Another reason why patients sometimes stop the injections is that the effect of the immune modulator isn't immediately visible; it's a preventive measure, similar to toothbrushing. “The effect is not as direct as that of a headache tablet,” says Miegel. This is why more than a fourth of the patients who are being treated with an injection therapy but do not have the support of an MS nurse break off the treatment within the first three months. However, a thorough and continuing therapy is essential for long-term success. Thanks to the MS nurses, the dropout rate was reduced from 26 to six percent. The nurses motivate the patients and explain to them that MS is merely dormant between the flareups and that, depending on the degree of damage to the myelin, the symptoms do not recede. That's why it's so important to avoid the next severe flareup. 

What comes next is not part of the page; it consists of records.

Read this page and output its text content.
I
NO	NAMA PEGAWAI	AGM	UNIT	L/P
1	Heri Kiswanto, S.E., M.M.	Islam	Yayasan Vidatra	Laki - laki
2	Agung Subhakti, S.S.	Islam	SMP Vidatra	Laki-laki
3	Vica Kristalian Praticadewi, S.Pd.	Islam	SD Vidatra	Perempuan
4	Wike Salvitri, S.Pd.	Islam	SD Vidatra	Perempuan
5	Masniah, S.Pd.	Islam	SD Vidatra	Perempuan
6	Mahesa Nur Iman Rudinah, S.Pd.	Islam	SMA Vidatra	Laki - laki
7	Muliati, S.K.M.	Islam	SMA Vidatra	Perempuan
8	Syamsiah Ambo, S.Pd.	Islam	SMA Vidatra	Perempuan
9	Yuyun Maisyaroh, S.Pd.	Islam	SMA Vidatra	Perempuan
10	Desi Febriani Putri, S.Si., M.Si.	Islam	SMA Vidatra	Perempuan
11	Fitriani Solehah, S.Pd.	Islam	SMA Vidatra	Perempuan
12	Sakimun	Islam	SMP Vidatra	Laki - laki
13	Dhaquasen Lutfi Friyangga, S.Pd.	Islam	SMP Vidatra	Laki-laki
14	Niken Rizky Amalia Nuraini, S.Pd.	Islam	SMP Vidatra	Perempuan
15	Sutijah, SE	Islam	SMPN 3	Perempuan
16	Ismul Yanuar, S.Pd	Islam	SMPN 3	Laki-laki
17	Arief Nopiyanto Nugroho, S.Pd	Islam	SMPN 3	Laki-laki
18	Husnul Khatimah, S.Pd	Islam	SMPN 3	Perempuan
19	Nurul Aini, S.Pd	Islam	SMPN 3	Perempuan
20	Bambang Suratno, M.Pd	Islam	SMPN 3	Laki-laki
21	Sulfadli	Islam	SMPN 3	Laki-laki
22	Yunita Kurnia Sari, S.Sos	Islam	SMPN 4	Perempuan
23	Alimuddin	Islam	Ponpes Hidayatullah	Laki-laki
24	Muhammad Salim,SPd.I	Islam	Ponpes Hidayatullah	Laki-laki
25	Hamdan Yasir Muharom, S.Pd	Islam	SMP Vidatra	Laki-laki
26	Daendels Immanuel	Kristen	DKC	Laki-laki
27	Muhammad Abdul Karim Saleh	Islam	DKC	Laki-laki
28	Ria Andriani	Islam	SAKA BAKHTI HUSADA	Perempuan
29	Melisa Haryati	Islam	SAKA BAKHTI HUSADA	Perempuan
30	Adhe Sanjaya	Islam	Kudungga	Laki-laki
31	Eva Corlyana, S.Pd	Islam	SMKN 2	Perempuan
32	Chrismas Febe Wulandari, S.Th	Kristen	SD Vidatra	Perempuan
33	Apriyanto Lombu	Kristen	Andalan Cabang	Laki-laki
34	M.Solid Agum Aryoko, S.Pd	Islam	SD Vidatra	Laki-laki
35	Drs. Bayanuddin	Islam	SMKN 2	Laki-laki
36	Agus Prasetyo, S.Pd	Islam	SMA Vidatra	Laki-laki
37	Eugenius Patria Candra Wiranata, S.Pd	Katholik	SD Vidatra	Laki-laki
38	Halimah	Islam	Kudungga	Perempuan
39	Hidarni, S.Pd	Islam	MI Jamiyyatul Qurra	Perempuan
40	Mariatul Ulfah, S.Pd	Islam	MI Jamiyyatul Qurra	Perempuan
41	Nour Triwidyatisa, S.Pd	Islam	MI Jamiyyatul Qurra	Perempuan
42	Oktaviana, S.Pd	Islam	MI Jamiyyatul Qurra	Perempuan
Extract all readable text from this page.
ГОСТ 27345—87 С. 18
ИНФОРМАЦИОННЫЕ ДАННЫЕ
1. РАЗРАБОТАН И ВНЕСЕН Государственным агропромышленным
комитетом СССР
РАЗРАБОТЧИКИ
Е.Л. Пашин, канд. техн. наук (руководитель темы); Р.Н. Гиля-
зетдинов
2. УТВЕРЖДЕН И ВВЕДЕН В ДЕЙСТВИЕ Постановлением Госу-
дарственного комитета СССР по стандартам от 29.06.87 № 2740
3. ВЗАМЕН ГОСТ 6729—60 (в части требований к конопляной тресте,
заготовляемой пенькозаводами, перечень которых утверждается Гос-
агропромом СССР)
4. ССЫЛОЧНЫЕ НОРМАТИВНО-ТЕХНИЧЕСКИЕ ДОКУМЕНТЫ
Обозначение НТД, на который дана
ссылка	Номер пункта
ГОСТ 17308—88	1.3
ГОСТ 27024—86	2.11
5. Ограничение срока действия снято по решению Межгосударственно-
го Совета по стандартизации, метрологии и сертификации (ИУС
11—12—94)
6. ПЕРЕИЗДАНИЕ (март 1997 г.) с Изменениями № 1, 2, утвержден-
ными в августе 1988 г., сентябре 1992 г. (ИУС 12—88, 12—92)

Melanie Dorner is convinced that the injections are helping her. She wouldn't dream of discontinuing the therapy. “The injector — this electronic hypodermic needle — is great, and it's part of my life. I use it the same way other people take the pill,” she says. Unlike her, some patients are afraid to give themselves injections. In these cases, Simone Miegel has to encourage them, work with them closely and include the patient's relatives in the process. After one year, all of Miegel’s patients are more self-confident than before, have regained their hope in the future and deal openly with their MS. That only strengthens her commitment to her job. Melanie Dorner sums up her experience in a message she wants to communicate to all MS patients: “Don't give up! There are worse things than having MS.”